Undercover Inbox
An attempt at identity management!
Welcome, if you’re reading this then most likely you have been given an email address from this domain and are curious about it. Let’s clear 1 thing up first!
This is NOT an anonymous or temporary/disposable email service!
This domain is owned and operated by a single user, and any email address you have recieved from this domain will go to me.
This is not anonymous because if you were given an email address from this domain, you either:
- Asked for my information in addition to my email and I would have provided it
- or, you did not gather that information when you were provided this email and thus I am already anonymous without the use of this domain
This is not temporary/disposable because all email addresses are valid for the entire lifetime of the domain and always go to the same recipient.
Now that that is cleared up we can move on to…
Why?
So why does this domain exist?
Security
Good security practice means you should have a unique password per service. This ensures that if your password is ever leaked from an insecure service, it can’t be used to gain access to more critical services.
However, your password is one of a two part combination of credentials. It stands to reason that if the username for each service was different as well, if your username is leaked from 1 service it could not be used to access other services.
Thus the desire for a way to have unique email usernames for each individual service.
This can be solved by a simple “plus address” which is supported by many email services. However, since plus addresses are so common, many services are able to explicitly disallow their usage and prevent + from being valid in emails despite plus addresses not being an email standard, and thus there can exist perfectly valid email addresses out there with a + character in them. So by using a full domain to create unique addresses I can create addresses in any format that would be deemed acceptable to any service.
The only way a service could prevent this would be to directly block this domain directly. Since this is a single user domain I am sure that is unlikely to happen. From any given services point of view they should only ever see 1 user with this domain, so it’s unlikely it will be tripping any automated spam prevention mechanisms. Most likely it would be someone who is aware of an address from this domain, and that is the point of this site you’re reading now.
Privacy
Now, since we have a unique email username per service, the next issue is privacy.
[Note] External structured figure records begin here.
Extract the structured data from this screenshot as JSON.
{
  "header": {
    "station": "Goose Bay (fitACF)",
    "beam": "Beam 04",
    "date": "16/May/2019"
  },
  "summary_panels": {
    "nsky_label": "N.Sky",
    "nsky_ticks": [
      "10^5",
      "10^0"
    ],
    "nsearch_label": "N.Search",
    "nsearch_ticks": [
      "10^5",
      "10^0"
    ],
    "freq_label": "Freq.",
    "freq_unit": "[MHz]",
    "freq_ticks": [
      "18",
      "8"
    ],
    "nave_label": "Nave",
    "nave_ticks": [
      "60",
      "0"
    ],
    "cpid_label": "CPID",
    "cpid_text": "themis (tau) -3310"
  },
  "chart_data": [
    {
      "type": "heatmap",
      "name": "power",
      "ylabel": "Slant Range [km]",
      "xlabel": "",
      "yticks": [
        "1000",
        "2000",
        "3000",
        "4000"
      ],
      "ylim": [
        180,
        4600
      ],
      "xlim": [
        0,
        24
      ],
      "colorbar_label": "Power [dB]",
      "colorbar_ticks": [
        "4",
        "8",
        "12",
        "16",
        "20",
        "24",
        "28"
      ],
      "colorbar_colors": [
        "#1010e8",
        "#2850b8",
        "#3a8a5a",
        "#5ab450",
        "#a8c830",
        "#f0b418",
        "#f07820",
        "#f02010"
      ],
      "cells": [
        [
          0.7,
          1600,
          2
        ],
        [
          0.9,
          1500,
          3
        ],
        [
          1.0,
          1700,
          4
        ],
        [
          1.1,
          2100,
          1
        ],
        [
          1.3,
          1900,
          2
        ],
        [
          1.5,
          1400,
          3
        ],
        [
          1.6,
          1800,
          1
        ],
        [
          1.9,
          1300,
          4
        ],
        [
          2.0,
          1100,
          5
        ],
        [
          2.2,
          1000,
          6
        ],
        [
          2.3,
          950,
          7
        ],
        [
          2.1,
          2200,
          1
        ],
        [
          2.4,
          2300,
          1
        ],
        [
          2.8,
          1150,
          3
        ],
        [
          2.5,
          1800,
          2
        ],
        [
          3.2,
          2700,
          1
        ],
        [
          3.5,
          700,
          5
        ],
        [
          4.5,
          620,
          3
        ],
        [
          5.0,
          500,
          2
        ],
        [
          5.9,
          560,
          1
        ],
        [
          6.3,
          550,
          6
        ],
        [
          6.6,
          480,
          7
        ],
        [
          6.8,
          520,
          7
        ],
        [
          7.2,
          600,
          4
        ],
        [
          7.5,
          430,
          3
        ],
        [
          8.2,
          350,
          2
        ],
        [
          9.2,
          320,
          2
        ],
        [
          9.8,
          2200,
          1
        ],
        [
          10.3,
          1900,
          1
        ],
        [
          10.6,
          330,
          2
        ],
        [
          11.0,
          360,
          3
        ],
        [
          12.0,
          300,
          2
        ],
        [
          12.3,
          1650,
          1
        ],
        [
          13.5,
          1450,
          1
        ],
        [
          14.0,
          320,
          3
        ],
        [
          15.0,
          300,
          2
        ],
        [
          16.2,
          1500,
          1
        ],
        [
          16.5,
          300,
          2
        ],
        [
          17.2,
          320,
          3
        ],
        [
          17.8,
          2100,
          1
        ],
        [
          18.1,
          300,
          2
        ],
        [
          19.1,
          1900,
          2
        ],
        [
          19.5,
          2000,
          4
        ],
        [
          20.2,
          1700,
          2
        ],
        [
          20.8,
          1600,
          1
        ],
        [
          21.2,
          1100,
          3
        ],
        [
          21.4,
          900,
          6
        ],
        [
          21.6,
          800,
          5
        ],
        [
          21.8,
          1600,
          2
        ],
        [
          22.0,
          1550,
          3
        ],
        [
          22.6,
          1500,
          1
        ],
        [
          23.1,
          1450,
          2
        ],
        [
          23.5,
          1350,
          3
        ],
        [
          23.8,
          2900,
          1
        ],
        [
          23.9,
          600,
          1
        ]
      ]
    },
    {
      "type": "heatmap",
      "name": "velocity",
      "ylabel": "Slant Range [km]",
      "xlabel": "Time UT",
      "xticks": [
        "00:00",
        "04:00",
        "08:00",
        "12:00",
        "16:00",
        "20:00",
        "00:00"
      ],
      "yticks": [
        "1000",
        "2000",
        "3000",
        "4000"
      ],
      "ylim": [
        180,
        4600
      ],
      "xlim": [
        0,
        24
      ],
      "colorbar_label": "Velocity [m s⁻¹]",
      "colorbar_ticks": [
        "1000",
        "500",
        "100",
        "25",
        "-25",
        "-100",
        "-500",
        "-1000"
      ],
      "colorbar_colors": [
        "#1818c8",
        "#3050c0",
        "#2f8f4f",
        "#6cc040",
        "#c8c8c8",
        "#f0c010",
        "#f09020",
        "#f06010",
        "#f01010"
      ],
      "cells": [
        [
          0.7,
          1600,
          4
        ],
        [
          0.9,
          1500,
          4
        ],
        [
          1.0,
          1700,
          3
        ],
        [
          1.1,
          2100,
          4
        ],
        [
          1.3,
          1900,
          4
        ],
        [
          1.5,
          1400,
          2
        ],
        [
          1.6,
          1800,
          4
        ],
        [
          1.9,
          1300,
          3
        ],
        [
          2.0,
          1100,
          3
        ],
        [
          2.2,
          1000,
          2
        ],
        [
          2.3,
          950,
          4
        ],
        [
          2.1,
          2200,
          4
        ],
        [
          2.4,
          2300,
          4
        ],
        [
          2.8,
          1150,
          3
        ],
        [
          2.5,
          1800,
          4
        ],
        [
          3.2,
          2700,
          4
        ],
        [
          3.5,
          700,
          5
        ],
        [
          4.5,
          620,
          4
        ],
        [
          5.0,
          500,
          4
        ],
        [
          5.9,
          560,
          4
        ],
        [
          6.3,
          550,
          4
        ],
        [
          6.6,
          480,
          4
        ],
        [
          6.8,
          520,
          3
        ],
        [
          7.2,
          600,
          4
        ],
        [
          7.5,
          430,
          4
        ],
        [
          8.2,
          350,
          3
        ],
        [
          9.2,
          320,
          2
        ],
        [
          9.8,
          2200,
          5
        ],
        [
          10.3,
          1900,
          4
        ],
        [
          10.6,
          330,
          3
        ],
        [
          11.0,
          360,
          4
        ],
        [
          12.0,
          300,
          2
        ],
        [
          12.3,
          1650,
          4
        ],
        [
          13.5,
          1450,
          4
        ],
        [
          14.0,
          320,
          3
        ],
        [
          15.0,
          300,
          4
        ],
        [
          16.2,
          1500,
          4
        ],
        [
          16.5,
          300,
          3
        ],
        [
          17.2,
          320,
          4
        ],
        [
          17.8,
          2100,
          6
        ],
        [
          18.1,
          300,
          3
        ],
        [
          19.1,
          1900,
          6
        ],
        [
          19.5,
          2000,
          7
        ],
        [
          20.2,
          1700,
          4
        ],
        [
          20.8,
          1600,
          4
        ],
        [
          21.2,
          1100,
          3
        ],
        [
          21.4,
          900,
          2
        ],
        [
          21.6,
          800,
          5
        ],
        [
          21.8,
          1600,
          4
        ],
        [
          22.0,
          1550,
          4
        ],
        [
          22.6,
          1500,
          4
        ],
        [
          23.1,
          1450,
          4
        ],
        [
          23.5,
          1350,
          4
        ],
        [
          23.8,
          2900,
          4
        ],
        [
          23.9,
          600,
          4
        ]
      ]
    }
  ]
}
So with the ability to have unique addresses per service, it’s possible to implement address tracking. Most likely the address provided to you includes your own service’s name in the address in some manner. Doing this means that if spam email starts arriving to a given address it’s trivial to track it back to the service which leaked it. This allows for either taking precaution about that service being compromised (unintentionaly leaked the address) or notifying me about the service having sold my information and thus I can avoid them in the future.
Spam
Spam seems like an inevitable fact of life, it is never a question of if your email will end up on some list, but only a question of when. However, with a unique email per service, it makes it trivial to block any compromised addresses. Since each address is essentially single use only and given out to a single service. If that address is compromised it’s easy to deal with.
If the service leaked the address unintentionally, I can change my email for that service to a new address and block all mail addressed to the old address. This allows me to continue to get mail from the service while blocking any incoming spam from sources who should not have had the address.
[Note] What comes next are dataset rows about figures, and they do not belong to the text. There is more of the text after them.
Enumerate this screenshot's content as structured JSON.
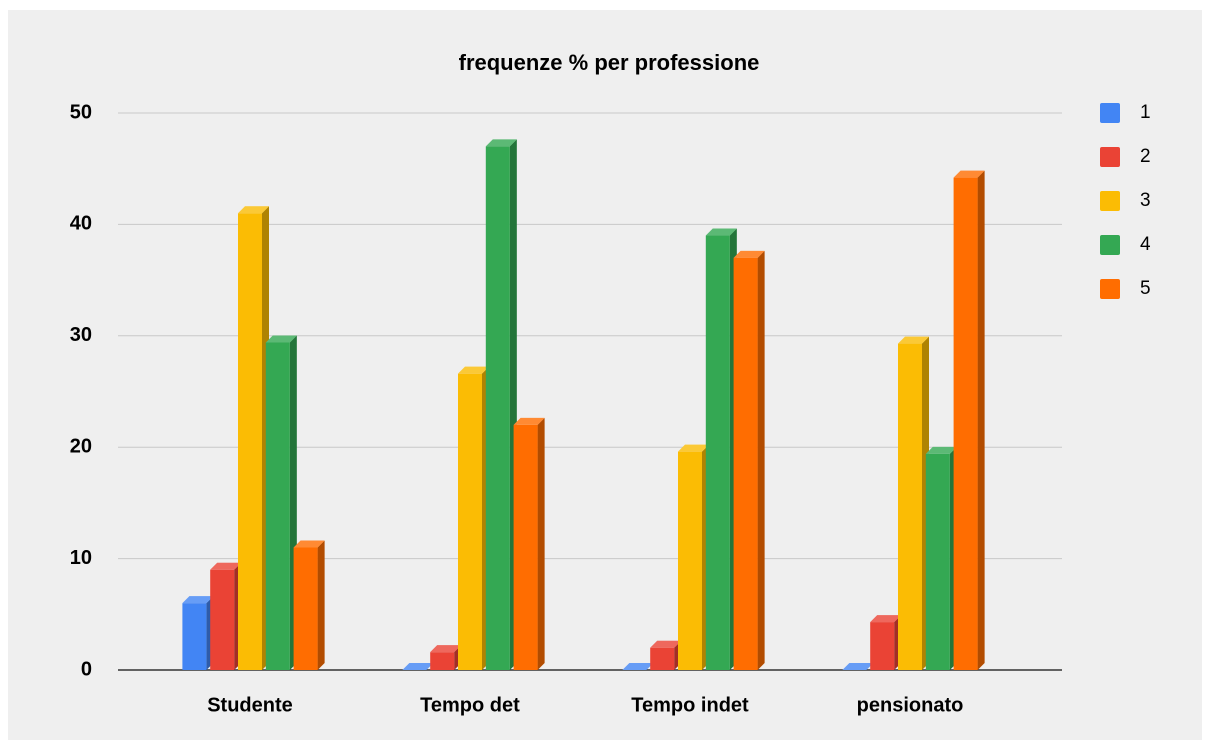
{
  "chart_data": {
    "type": "bar3d",
    "title": "frequenze % per professione",
    "categories": [
      "Studente",
      "Tempo det",
      "Tempo indet",
      "pensionato"
    ],
    "series": [
      {
        "name": "1",
        "color": "#4285f4",
        "values": [
          6,
          0,
          0,
          0
        ]
      },
      {
        "name": "2",
        "color": "#ea4335",
        "values": [
          9,
          1.6,
          2,
          4.3
        ]
      },
      {
        "name": "3",
        "color": "#fbbc04",
        "values": [
          41,
          26.6,
          19.6,
          29.3
        ]
      },
      {
        "name": "4",
        "color": "#34a853",
        "values": [
          29.4,
          47,
          39,
          19.4
        ]
      },
      {
        "name": "5",
        "color": "#ff6d01",
        "values": [
          11,
          22,
          37,
          44.2
        ]
      }
    ],
    "ylim": [
      0,
      50
    ],
    "yticks": [
      0,
      10,
      20,
      30,
      40,
      50
    ],
    "grid": true,
    "legend": "right"
  }
}
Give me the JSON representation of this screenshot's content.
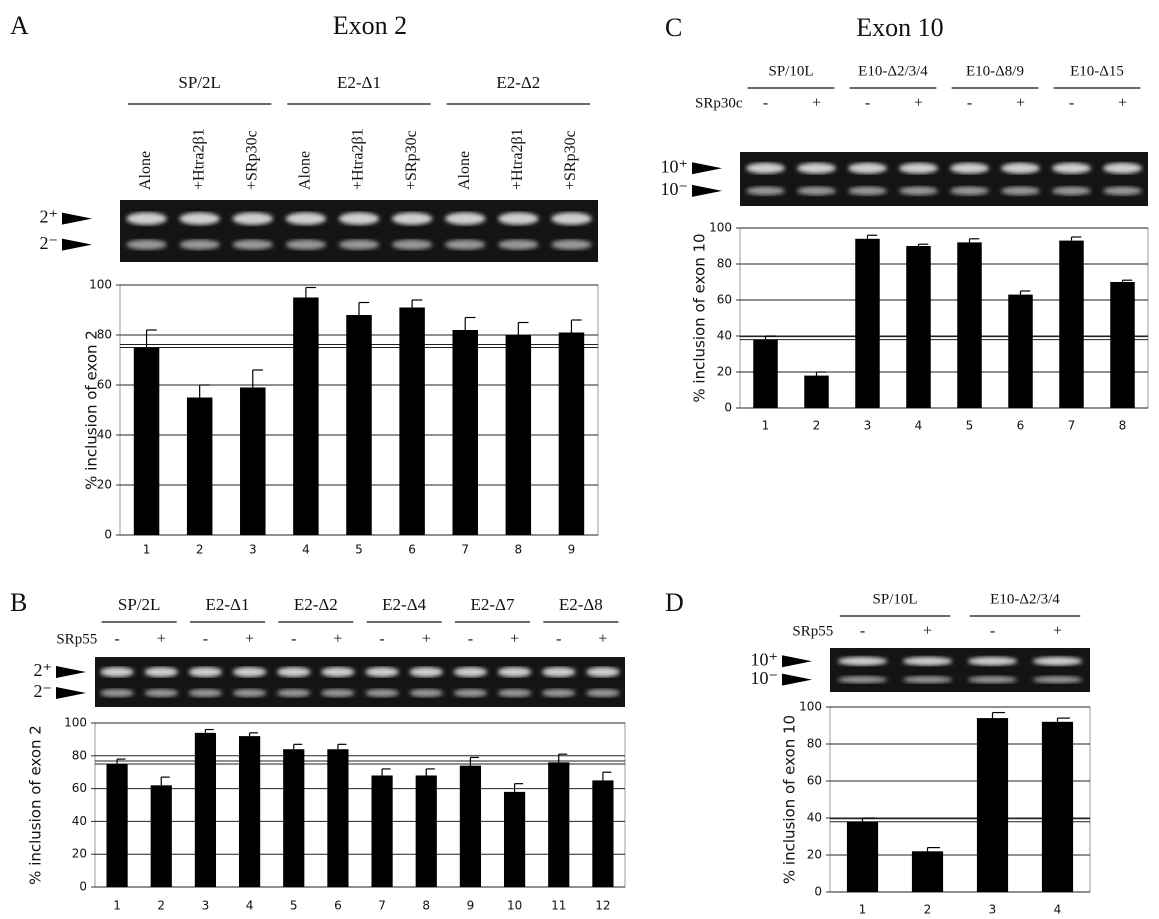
{
  "chart_data": [
    {
      "type": "bar",
      "panel": "A",
      "title": "Exon 2",
      "groups": [
        "SP/2L",
        "E2-Δ1",
        "E2-Δ2"
      ],
      "lane_labels": [
        "Alone",
        "+Htra2β1",
        "+SRp30c",
        "Alone",
        "+Htra2β1",
        "+SRp30c",
        "Alone",
        "+Htra2β1",
        "+SRp30c"
      ],
      "band_labels": [
        "2⁺",
        "2⁻"
      ],
      "y_label": "% inclusion of exon 2",
      "categories": [
        "1",
        "2",
        "3",
        "4",
        "5",
        "6",
        "7",
        "8",
        "9"
      ],
      "values": [
        75,
        55,
        59,
        95,
        88,
        91,
        82,
        80,
        81
      ],
      "errors": [
        7,
        5,
        7,
        4,
        5,
        3,
        5,
        5,
        5
      ],
      "color": "#000000",
      "ylim": [
        0,
        100
      ],
      "yticks": [
        0,
        20,
        40,
        60,
        80,
        100
      ],
      "grid": true,
      "reference_line": 75
    },
    {
      "type": "bar",
      "panel": "B",
      "groups": [
        "SP/2L",
        "E2-Δ1",
        "E2-Δ2",
        "E2-Δ4",
        "E2-Δ7",
        "E2-Δ8"
      ],
      "treatment": "SRp55",
      "signs": [
        "-",
        "+",
        "-",
        "+",
        "-",
        "+",
        "-",
        "+",
        "-",
        "+",
        "-",
        "+"
      ],
      "band_labels": [
        "2⁺",
        "2⁻"
      ],
      "y_label": "% inclusion of exon 2",
      "categories": [
        "1",
        "2",
        "3",
        "4",
        "5",
        "6",
        "7",
        "8",
        "9",
        "10",
        "11",
        "12"
      ],
      "values": [
        75,
        62,
        94,
        92,
        84,
        84,
        68,
        68,
        74,
        58,
        76,
        65
      ],
      "errors": [
        3,
        5,
        2,
        2,
        3,
        3,
        4,
        4,
        5,
        5,
        5,
        5
      ],
      "color": "#000000",
      "ylim": [
        0,
        100
      ],
      "yticks": [
        0,
        20,
        40,
        60,
        80,
        100
      ],
      "grid": true,
      "reference_line": 75
    },
    {
      "type": "bar",
      "panel": "C",
      "title": "Exon 10",
      "groups": [
        "SP/10L",
        "E10-Δ2/3/4",
        "E10-Δ8/9",
        "E10-Δ15"
      ],
      "treatment": "SRp30c",
      "signs": [
        "-",
        "+",
        "-",
        "+",
        "-",
        "+",
        "-",
        "+"
      ],
      "band_labels": [
        "10⁺",
        "10⁻"
      ],
      "y_label": "% inclusion of exon 10",
      "categories": [
        "1",
        "2",
        "3",
        "4",
        "5",
        "6",
        "7",
        "8"
      ],
      "values": [
        38,
        18,
        94,
        90,
        92,
        63,
        93,
        70
      ],
      "errors": [
        2,
        2,
        2,
        1,
        2,
        2,
        2,
        1
      ],
      "color": "#000000",
      "ylim": [
        0,
        100
      ],
      "yticks": [
        0,
        20,
        40,
        60,
        80,
        100
      ],
      "grid": true,
      "reference_line": 38
    },
    {
      "type": "bar",
      "panel": "D",
      "groups": [
        "SP/10L",
        "E10-Δ2/3/4"
      ],
      "treatment": "SRp55",
      "signs": [
        "-",
        "+",
        "-",
        "+"
      ],
      "band_labels": [
        "10⁺",
        "10⁻"
      ],
      "y_label": "% inclusion of exon 10",
      "categories": [
        "1",
        "2",
        "3",
        "4"
      ],
      "values": [
        38,
        22,
        94,
        92
      ],
      "errors": [
        2,
        2,
        3,
        2
      ],
      "color": "#000000",
      "ylim": [
        0,
        100
      ],
      "yticks": [
        0,
        20,
        40,
        60,
        80,
        100
      ],
      "grid": true,
      "reference_line": 38
    }
  ]
}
If the service leaked the address intentionally, then I can simply stop using the less than scrupulous service and block the address.
Does it work?
Yes, I have a singular case study that I’d love to share. I made a purchase on Etsy from a small single user shop. I gave them a unique address. A couple of months later, I started getting spam to that address. Since I knew that the shop was run by a single user who was interested in building their reputation I was hesitant that they had purposefully sold my information so I reached out to them.
They were very sorry to hear that the email had been leaked and informed they did not intentionally sell my information. We then went back and forth and while the spam I was getting meant nothing to me, it turns out it was very obvious to the shop owner. The spam I was getting was for the invoice software the shop owner was using to manage their store. So it was a 3rd party who had stolen the address on behalf of this poor shop owner.
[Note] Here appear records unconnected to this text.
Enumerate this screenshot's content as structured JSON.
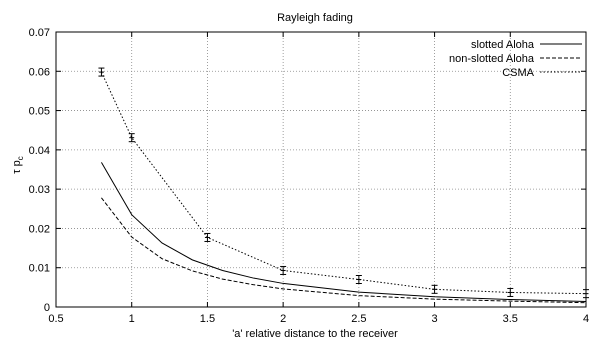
{
  "chart_data": {
    "type": "line",
    "title": "Rayleigh fading",
    "xlabel": "'a' relative distance to the receiver",
    "ylabel_main": "τ p",
    "ylabel_sub": "c",
    "xlim": [
      0.5,
      4
    ],
    "ylim": [
      0,
      0.07
    ],
    "x_ticks": [
      0.5,
      1,
      1.5,
      2,
      2.5,
      3,
      3.5,
      4
    ],
    "x_tick_labels": [
      "0.5",
      "1",
      "1.5",
      "2",
      "2.5",
      "3",
      "3.5",
      "4"
    ],
    "y_ticks": [
      0,
      0.01,
      0.02,
      0.03,
      0.04,
      0.05,
      0.06,
      0.07
    ],
    "y_tick_labels": [
      "0",
      "0.01",
      "0.02",
      "0.03",
      "0.04",
      "0.05",
      "0.06",
      "0.07"
    ],
    "grid": true,
    "legend_position": "top-right",
    "series": [
      {
        "name": "slotted Aloha",
        "style": "solid",
        "error_bars": false,
        "x": [
          0.8,
          1.0,
          1.2,
          1.4,
          1.6,
          1.8,
          2.0,
          2.5,
          3.0,
          3.5,
          4.0
        ],
        "y": [
          0.0368,
          0.0235,
          0.0163,
          0.012,
          0.0093,
          0.0074,
          0.006,
          0.0038,
          0.0026,
          0.0019,
          0.0014
        ]
      },
      {
        "name": "non-slotted Aloha",
        "style": "dashed",
        "error_bars": false,
        "x": [
          0.8,
          1.0,
          1.2,
          1.4,
          1.6,
          1.8,
          2.0,
          2.5,
          3.0,
          3.5,
          4.0
        ],
        "y": [
          0.0278,
          0.0178,
          0.0123,
          0.0092,
          0.0071,
          0.0057,
          0.0046,
          0.0029,
          0.002,
          0.0015,
          0.0011
        ]
      },
      {
        "name": "CSMA",
        "style": "dotted",
        "error_bars": true,
        "x": [
          0.8,
          1.0,
          1.5,
          2.0,
          2.5,
          3.0,
          3.5,
          4.0
        ],
        "y": [
          0.0598,
          0.0431,
          0.0177,
          0.0093,
          0.007,
          0.0045,
          0.0037,
          0.0034
        ]
      }
    ]
  }
}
If my address were not directly traceable back to that individual shop owner there is no way that this would have been traced back to it’s source. That invoice software is probably in use by many different users. If you have a single address that you give out everywhere and that address ends up on a list somewhere and spam starts arriving, there is simply nothing you can do. Yet with this system there was something I could do and I believe that the shop owner no longer uses that invoice software any longer meaning that tracing this questionable business decision at least had some, while definitely minor, negative impact on the company. That alone makes this all worth it!